“Minha irmã morreu primeiro. Nós a levamos para fora do quarto porque ela estava com falta de ar. A sentamos na área externa da casa e ela morreu ali, em nossos braços. Nós a levamos ao hospital, mas ela chegou morta. Meu conhado viu a situação e teve um ataque cardíaco, ali mesmo, no hospital. Ele tinha a saúde delicada e teve o mesmo fim que ela. No hospital filantrópico, nos disseram que tínhamos que levar os corpos para casa e ligar para o 911. Então nós os trouxemos. Chamamos, chamamos, chamamos. Mas eles não vinham. Então embalamos os dois em plásticos. Os embalamos como se embalam bonecos. A cena era muito estranha, mas estávamos assustados porque o ambiente estava se contaminando.”

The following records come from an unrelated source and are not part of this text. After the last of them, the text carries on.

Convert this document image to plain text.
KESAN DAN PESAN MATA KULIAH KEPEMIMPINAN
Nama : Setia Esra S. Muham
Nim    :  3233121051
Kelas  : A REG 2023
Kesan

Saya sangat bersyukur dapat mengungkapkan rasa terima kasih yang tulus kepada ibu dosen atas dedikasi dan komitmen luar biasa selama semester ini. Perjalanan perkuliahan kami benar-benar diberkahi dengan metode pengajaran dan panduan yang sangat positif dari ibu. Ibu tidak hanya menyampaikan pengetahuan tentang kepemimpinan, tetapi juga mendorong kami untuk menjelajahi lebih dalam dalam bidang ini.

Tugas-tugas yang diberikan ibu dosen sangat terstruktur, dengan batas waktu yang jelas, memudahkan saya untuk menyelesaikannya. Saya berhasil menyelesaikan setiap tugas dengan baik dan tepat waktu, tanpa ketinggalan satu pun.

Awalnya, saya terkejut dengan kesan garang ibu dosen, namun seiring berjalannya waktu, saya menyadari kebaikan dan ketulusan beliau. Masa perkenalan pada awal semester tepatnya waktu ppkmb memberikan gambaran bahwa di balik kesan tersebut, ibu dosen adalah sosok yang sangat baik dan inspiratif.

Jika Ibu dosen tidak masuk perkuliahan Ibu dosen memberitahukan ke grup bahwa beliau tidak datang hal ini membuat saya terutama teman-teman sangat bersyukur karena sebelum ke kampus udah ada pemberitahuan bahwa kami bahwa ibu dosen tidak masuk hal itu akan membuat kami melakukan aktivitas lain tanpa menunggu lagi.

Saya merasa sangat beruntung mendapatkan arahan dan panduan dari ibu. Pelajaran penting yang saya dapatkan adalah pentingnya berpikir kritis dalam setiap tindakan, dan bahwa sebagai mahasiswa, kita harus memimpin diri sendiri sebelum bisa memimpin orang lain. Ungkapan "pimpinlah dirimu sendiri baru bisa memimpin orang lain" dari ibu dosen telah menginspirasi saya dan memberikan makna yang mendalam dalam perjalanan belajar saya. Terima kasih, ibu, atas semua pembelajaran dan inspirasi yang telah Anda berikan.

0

Matías Zibell Da BBC Mundo 5 abril 2020
Bertha Salinas me conta sua história, por telefone, da cidade equatoriana de Guayaquil . Estamos separados por uma cordilheira e uma quarentena. Em poucas horas, conhecerei seu rosto.
Neste momento, só tenho comigo a foto dos corpos embalados pelos familiares. Estão no chão de uma casa e se parecem com múmias. Lembro-me da imagem criada por aranhas, quando elas envolvem suas vítimas em teia fina.
A cidade de Guayaquil e a província onde ela está, Guayas, são as áreas mais afetadas pela pandemia de covid-19 no Equador.
Segundo números oficiais, publicados enquanto eu conversava con Bertha, Guayas tinha mais de 2.400 infectados,dos quais 1.640 foram registrados na capital.
Em 2 de abril, o presidente Lenín Moreno pediu que o número de vítimas fosse mais transparente, devido à grande quantidade de pessoas que morreram pelo vírus, mas não apareciam nas listas oficiais porque não haviam sido testadas.
Bertha não é de Guayaquil, ela se mudou para lá com toda a família quando tinha 14 anos. A seguir, ela conta mais detalhes.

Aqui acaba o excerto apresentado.